Faço exercícios,abro a boca, fecho, fico feia, mas melhora bastante..
Bjos!

Anônimo disse...

oi...
gostei do blog: título interessante (referência a Paulo Leminski tb nos poemas ao lado) e conteúdo tb legal...
descobri pelo blog da Srta.
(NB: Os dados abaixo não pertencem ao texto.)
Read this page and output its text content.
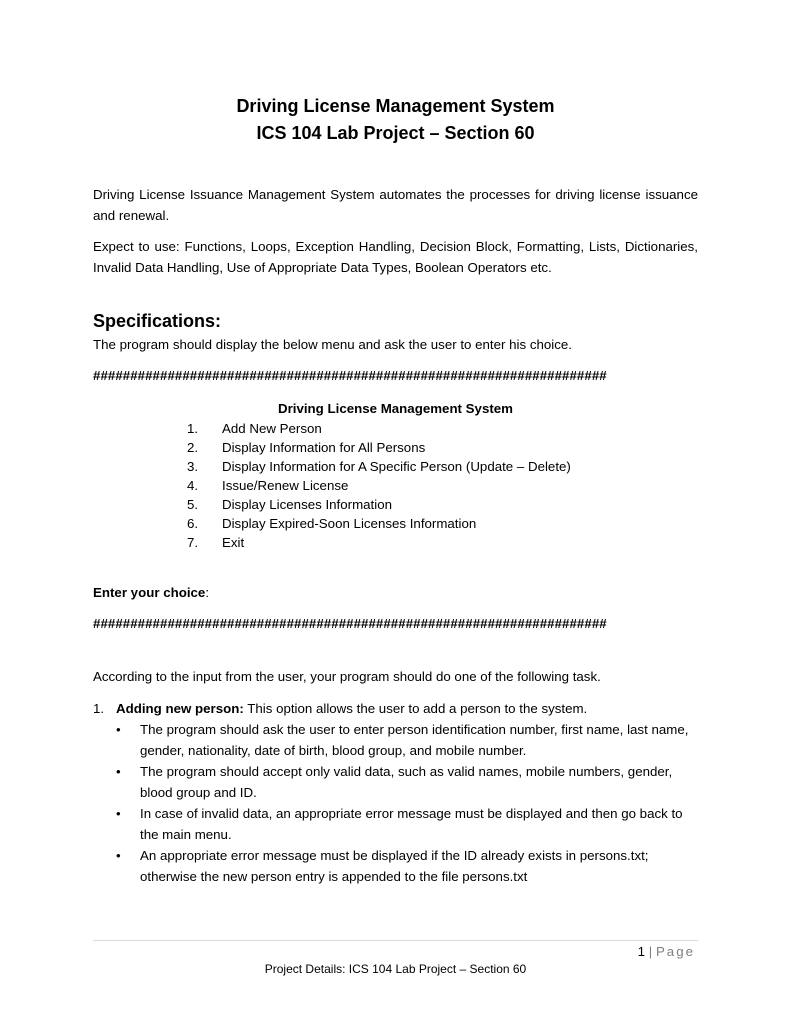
Driving License Management System
ICS 104 Lab Project – Section 60
Driving License Issuance Management System automates the processes for driving license issuance and renewal.
Expect to use: Functions, Loops, Exception Handling, Decision Block, Formatting, Lists, Dictionaries, Invalid Data Handling, Use of Appropriate Data Types, Boolean Operators etc.
Specifications:
The program should display the below menu and ask the user to enter his choice.
#####################################################################
Driving License Management System
1. Add New Person
2. Display Information for All Persons
3. Display Information for A Specific Person (Update – Delete)
4. Issue/Renew License
5. Display Licenses Information
6. Display Expired-Soon Licenses Information
7. Exit
Enter your choice:
#####################################################################
According to the input from the user, your program should do one of the following task.
1. Adding new person: This option allows the user to add a person to the system.
• The program should ask the user to enter person identification number, first name, last name, gender, nationality, date of birth, blood group, and mobile number.
• The program should accept only valid data, such as valid names, mobile numbers, gender, blood group and ID.
• In case of invalid data, an appropriate error message must be displayed and then go back to the main menu.
• An appropriate error message must be displayed if the ID already exists in persons.txt; otherwise the new person entry is appended to the file persons.txt
1 | Page
Project Details: ICS 104 Lab Project – Section 60
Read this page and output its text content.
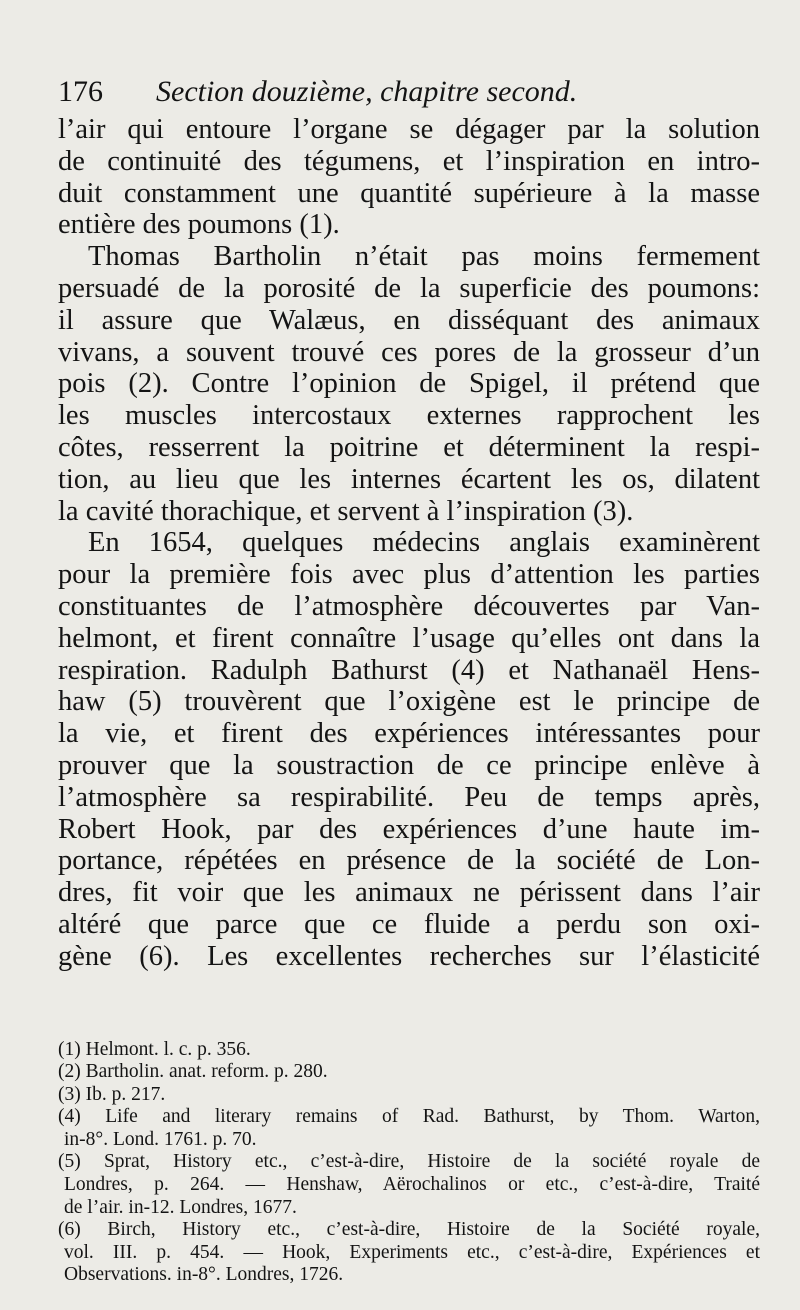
176	Section douzième, chapitre second.
l’air qui entoure l’organe se dégager par la solution
de continuité des tégumens, et l’inspiration en intro-
duit constamment une quantité supérieure à la masse
entière des poumons (1).
Thomas Bartholin n’était pas moins fermement
persuadé de la porosité de la superficie des poumons:
il assure que Walæus, en disséquant des animaux
vivans, a souvent trouvé ces pores de la grosseur d’un
pois (2). Contre l’opinion de Spigel, il prétend que
les muscles intercostaux externes rapprochent les
côtes, resserrent la poitrine et déterminent la respi-
tion, au lieu que les internes écartent les os, dilatent
la cavité thorachique, et servent à l’inspiration (3).
En 1654, quelques médecins anglais examinèrent
pour la première fois avec plus d’attention les parties
constituantes de l’atmosphère découvertes par Van-
helmont, et firent connaître l’usage qu’elles ont dans la
respiration. Radulph Bathurst (4) et Nathanaël Hens-
haw (5) trouvèrent que l’oxigène est le principe de
la vie, et firent des expériences intéressantes pour
prouver que la soustraction de ce principe enlève à
l’atmosphère sa respirabilité. Peu de temps après,
Robert Hook, par des expériences d’une haute im-
portance, répétées en présence de la société de Lon-
dres, fit voir que les animaux ne périssent dans l’air
altéré que parce que ce fluide a perdu son oxi-
gène (6). Les excellentes recherches sur l’élasticité
(1) Helmont. l. c. p. 356.
(2) Bartholin. anat. reform. p. 280.
(3) Ib. p. 217.
(4) Life and literary remains of Rad. Bathurst, by Thom. Warton,
in-8°. Lond. 1761. p. 70.
(5) Sprat, History etc., c’est-à-dire, Histoire de la société royale de
Londres, p. 264. — Henshaw, Aërochalinos or etc., c’est-à-dire, Traité
de l’air. in-12. Londres, 1677.
(6) Birch, History etc., c’est-à-dire, Histoire de la Société royale,
vol. III. p. 454. — Hook, Experiments etc., c’est-à-dire, Expériences et
Observations. in-8°. Londres, 1726.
B.
virei mais vezes....
abraço

Anônimo disse...

Prima!
Fiquei surpresa ao receber, através de carlinhos, o endereço desse teu blog, resolvi passar pra dar uma olhada.
Fiquei impressionada com a genialidade das palavras, e me lembrei daquele nosso São João.
Espero que nos vejamos em breve!
Um abraço da prima, Ana Clara.

Samantha Abreu disse...

Hey.
gostei mesmo!

beijos!

Anônimo disse...

coincidência: escrevi há pouco sobre essa dor que me acontece tb! mas a minha não varia - dói, dói, dói e às vezes eu chego a chorar até que o avião pouse. aposto que volta e meia alguém do lado sugere: coitadinha, deve estar sentindo saudades. rs! ...tempos sem vir aqui. adorei a narrativa. beijo grande.

Bernardo Guimarães disse...

Passei o mouse várias vezes até que o nome deste blog me agarrou e cliquei. Apaixonei. Vc escreve bem pra cacete e viaja mal pra tambem. Fiquei fissurado e viciado. Té manhã.

Angelo disse...

Cara Jô... Como anda essa alma inquieta?